Modeling in the age of AI can be done far more faster i.e. far quicker turnarounds to converge your understanding of requirements and verify it simultaneously.

> The question is whether the idealism you advocate actually reflects reality. I am simply arguing for modeling. The gap in my argument is that 'then, because modeling also changes frequently, couldn't all methodologies become useless?' That could be a potential flawed skepticism. But what you're saying is not that.

> Every argument has a blind spot. But you are not reading the weak points of my argument; you are only reading your own strong points. This only creates friction and leads us to argue about our emotional differences. I think you are intelligent and knowledgeable. But the points you're raising are not the points of criticism I intended, and what you're pointing out is not what I said.

I have already addressed these in the beginning of this post.

PS: I am assuming you wrote your above comment after your sibling comment here - https://news.ycombinator.com/item?id=48548589 I have already mentioned a couple of reference books and more can be suggested if needed.
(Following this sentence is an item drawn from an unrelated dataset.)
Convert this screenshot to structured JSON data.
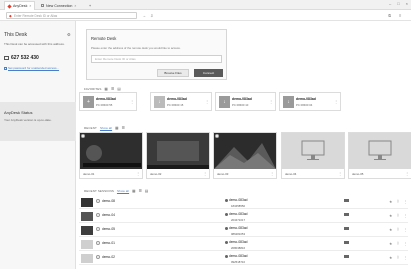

In particular, i highly recommend the "Understanding Formal Methods" book which is a fire-hose of information. It tries to provide an overview of the whole domain with chapters alternating between mathematical theory and methodologies/tools using the theory. Supplement it with wikipedia/google as needed. After this you can pick up a book/documentation on any specific tool you like eg. Dafny, Lean4, TLA+ etc. with the assurance that you understand the basic concepts and can use the tool effectively.